Seit Anfang Dezember steht fest: Es wird eine weitere Volksabstimmung zu einem Agrarthema geben. Die Biodiversitätsinitiative will Bund und Kantone dazu verpflichten, die «nötigen Flächen» zur Stärkung der Biodiversität zu sichern. Wie das gehen soll, ist nicht genau definiert. Klar ist aber, dass die Bauern im Fall einer Annahme mit neuen Einschränkungen und Vorgaben rechnen müssten.

Insbesondere der Nationalrat setzte daraufhin alle Hebel in Bewegung, um einen abgeschwächten indirekten Gegenvorschlag zu präsentieren, der die Anliegen der Bauern berücksichtigt. In der Version, die zuletzt zur Debatte stand, ging es nur noch darum, die ökologische Qualität der bestehenden Biodiversitätsflächen zu verbessern und sie sinnvoll zu vernetzen. Die Bauern hätten dabei nicht auf Land verzichten müssen. Stattdessen sollte nun der Siedlungsraum stärker in die Pflicht genommen werden. Der Gegenvorschlag schien eine vertretbare Sache zu sein; selbst Bundesrat Albert Rösti warb am Ende fast schon für diese Alternative.

Wäre sie beschlossen worden, hätten die Initianten ihre Vorlage zurückgezogen. Doch der Ständerat versenkte den Kompromiss – wohl auch auf Druck der Landwirtschaftslobby.

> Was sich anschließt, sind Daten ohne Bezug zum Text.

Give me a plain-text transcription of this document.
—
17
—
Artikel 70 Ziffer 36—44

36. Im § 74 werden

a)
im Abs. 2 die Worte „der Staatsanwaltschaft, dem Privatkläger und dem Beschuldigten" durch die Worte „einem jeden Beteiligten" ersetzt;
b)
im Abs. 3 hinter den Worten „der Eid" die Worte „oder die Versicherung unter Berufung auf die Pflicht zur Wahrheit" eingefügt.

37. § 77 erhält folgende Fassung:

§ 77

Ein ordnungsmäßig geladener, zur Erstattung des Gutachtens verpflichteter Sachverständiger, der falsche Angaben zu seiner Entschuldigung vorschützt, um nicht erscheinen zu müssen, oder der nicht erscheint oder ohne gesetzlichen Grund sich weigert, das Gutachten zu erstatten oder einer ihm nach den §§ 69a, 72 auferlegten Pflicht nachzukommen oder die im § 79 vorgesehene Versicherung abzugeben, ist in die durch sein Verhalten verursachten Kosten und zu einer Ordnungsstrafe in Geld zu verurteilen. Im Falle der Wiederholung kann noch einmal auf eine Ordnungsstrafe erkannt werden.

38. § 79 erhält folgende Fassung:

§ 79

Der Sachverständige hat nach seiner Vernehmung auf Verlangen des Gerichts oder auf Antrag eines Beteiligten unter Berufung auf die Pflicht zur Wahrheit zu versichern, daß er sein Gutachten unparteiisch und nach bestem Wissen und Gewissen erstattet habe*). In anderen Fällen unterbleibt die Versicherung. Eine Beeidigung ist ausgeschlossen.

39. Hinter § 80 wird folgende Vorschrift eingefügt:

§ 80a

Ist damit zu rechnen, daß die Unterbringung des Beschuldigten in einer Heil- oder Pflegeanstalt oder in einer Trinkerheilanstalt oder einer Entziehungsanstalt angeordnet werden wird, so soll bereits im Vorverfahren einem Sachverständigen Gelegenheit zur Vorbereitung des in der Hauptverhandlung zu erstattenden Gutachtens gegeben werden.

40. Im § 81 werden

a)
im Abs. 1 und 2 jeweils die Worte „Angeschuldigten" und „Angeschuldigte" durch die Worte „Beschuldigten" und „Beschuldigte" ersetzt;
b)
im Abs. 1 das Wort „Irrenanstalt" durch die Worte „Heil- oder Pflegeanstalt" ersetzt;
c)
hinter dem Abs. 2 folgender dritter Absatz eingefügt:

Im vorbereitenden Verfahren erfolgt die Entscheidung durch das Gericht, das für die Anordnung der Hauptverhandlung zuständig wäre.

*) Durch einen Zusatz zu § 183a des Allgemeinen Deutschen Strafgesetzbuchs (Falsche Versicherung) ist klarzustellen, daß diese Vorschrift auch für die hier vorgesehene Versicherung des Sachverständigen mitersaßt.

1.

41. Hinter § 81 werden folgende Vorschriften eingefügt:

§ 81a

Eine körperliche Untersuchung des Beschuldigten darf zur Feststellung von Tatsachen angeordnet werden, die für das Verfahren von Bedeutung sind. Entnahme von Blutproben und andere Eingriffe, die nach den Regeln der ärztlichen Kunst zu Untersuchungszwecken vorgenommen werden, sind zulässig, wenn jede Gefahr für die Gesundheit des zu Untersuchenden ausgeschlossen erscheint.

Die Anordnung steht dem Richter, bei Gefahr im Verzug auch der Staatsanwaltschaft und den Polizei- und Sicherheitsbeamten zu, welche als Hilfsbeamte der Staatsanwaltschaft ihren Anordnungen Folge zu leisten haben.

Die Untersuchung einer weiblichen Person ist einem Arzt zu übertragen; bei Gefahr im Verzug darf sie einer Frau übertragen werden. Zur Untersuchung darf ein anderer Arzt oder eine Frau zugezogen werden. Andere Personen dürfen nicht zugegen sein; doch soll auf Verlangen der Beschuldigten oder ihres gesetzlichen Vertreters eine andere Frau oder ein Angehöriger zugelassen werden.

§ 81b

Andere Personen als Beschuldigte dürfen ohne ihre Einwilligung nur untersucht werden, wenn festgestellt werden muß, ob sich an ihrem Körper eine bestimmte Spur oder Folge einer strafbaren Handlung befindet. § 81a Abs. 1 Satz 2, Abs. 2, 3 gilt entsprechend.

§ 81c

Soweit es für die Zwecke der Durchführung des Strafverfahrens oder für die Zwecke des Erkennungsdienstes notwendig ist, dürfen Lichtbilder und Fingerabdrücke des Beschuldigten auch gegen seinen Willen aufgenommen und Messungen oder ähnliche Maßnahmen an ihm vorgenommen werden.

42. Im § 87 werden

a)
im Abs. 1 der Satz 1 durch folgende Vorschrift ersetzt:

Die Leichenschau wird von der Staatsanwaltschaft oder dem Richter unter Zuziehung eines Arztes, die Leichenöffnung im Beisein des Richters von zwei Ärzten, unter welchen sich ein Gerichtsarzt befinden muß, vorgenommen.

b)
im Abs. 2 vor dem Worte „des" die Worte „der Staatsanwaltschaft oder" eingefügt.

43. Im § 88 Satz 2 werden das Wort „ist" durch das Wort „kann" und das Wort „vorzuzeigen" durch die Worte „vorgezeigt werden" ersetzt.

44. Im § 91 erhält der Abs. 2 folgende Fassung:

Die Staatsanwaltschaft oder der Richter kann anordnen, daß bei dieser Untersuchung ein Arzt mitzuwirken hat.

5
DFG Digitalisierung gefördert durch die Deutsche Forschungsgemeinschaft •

SBV-Präsident und Nationalrat Markus Ritter hatte nie einen Hehl daraus gemacht, dass er nichts von dem Gegenvorschlag hält – unter anderem, weil dessen Umsetzung 96 Millionen Franken gekostet hätte. Der Bund müsse schliesslich sparen, so Ritter.

Nun wird die Biodiversitätsinitiative also ohne Gegenvorschlag an die Urne kommen. Für Markus Ritter ist es eine weitere Abwehrschlacht: «Stehen wir mutig und geschlossen zusammen, wie es bereits unsere alten Eidgenossen getan haben», hat er den Delegierten an der Versammlung des SBV kürzlich zugerufen.

Doch diesmal könnte es schwierig werden, die Schlacht zu gewinnen. Bei den Umweltverbänden ist die Verärgerung über den abgelehnten Gegenvorschlag gross. Pro Natura und Co. werden eine umso engagiertere Abstimmungskampagne führen und können dabei mit der Unterstützung weiterer Organisationen rechnen. Auch in der Bevölkerung geniesst das Anliegen einen gewissen Rückhalt. Die Schweizer Landwirtschaft wird vom Steuerzahler mit vielen Milliarden Franken unterstützt, so die Wahrnehmung vieler Bürger. Im Gegenzug könnten sich die Bauern also ruhig ein bisschen mehr für die Biodiversität engagieren.

Die Landwirtschaftsvertreter werden es umgekehrt schwer haben, gute Argumente gegen die Förderung der Biodiversität zu finden. Die Artenvielfalt schwindet dramatisch, gerade bei den für den Agrarsektor so wichtigen Insekten. Warum also verweigert sich die Branche, wird sich mancher Bürger fragen. Müsste eine intakte Natur nicht im ureigenen Interesse der Landwirtschaft sein? Im Gegensatz zu den früheren Agrarinitiativen ist die Biodiversitätsvorlage für die Bauern auch nicht existenzbedrohend – und überdies hätte es ja eine weniger weit gehende Alternative gegeben.

Doch Markus Ritter und sein Verband sind offenbar überzeugt, auch diese Abstimmung zur Ablehnung führen zu können. Wie realistisch dieses Selbstbewusstsein ist, wird das kommende Jahr zeigen.